Foreclosure Reform in California: An Economic Analysis
California ‘Homeowner Bill of Rights’ Harms Current and Future Homeowners, New Study Finds
The vast majority of California homeowners will not be helped by several foreclosure and mortgage reform bills currently making their way through the state Legislature, according to a study released today by a consortium of financial services organizations.
The analysis finds that the proposed regulations—which would slow the foreclosure process and make it more costly for loan servicers—are unlikely to help more than a tiny fraction of homeowners who are behind on payments, but are likely to slow the housing recovery, ulitmately reduce home values, and diminish the future availability of credit for California home buyers.
The study was conducted by independent research firm Beacon Economics, LLC and commissioned by the California Bankers Association, California Credit Union League, California Mortgage Bankers Association, California Mortgage Association, MERSCORP Holdings Inc., and United Trustees Association.

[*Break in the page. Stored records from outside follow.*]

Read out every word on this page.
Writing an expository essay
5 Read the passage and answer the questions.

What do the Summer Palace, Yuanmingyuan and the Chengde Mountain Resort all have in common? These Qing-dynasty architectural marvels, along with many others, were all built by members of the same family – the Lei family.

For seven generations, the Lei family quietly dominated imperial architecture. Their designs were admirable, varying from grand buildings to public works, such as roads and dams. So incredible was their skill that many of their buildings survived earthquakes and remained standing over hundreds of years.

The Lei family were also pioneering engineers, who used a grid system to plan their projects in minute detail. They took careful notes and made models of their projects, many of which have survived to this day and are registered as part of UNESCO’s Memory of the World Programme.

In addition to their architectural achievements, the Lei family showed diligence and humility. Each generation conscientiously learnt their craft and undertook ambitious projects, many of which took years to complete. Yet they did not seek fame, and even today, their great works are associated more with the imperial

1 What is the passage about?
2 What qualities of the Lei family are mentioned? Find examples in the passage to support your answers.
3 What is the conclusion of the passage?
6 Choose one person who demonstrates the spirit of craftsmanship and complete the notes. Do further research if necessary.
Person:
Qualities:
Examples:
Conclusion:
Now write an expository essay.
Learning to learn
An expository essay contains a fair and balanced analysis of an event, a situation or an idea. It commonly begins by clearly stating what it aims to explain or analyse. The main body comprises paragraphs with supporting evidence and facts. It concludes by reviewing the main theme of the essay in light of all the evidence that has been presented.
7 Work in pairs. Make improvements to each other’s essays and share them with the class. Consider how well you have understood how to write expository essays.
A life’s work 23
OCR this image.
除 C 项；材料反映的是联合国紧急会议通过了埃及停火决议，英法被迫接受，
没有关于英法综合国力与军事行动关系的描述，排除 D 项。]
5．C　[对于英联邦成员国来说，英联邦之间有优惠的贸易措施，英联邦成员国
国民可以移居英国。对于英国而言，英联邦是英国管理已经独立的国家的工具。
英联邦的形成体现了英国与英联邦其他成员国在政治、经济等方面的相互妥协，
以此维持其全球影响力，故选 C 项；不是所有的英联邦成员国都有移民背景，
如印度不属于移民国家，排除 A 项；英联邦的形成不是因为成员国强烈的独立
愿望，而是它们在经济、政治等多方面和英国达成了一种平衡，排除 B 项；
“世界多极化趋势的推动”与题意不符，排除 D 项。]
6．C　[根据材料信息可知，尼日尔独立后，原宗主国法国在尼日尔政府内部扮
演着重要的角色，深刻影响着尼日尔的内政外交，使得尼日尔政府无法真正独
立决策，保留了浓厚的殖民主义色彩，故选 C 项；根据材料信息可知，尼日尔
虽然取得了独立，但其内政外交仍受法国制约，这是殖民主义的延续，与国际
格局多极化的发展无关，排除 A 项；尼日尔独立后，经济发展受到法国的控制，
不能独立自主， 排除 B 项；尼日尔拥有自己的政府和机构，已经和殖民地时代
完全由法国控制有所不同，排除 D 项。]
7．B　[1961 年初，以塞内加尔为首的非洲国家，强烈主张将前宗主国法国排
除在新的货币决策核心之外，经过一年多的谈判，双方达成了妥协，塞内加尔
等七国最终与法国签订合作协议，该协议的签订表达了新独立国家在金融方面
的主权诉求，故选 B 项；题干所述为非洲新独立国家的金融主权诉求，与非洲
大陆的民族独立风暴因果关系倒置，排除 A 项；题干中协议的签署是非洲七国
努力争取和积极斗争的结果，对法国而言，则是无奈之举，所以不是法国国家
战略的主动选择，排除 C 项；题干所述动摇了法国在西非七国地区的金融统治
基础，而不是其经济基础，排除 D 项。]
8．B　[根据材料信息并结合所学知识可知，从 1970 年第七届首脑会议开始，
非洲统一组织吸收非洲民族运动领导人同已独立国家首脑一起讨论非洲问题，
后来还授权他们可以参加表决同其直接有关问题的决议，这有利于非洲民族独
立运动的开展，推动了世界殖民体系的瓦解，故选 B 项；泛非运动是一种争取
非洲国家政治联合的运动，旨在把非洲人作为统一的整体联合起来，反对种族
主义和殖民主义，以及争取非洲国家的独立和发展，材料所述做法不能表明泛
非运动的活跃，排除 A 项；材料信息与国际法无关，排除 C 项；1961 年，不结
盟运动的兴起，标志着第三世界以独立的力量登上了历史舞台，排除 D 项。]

“However well intentioned, these bills are unneeded in a housing market that has just begun to find its footing and is starting to recover from one of the worst crashes in history,” says Beacon Economics’ founding partner and the study’s lead author Christopher Thornberg. “These kinds of interferences that lengthen foreclosure processes have been shown to do little for current borrowers who are behind on payments and can actually incentivize some to default, increasing foreclosure rates. They have also been shown to be detrimental to new borrowers because they result in reduced availability of credit. ”
The bills are part of a legislative package sponsored by State Attorney General Kamala Harris—collectively entitled the California Homeowner Bill of Rights (CHBR)—that push the state towards the type of lengthy judicial foreclosure process that exists in places like Florida and New Jersey.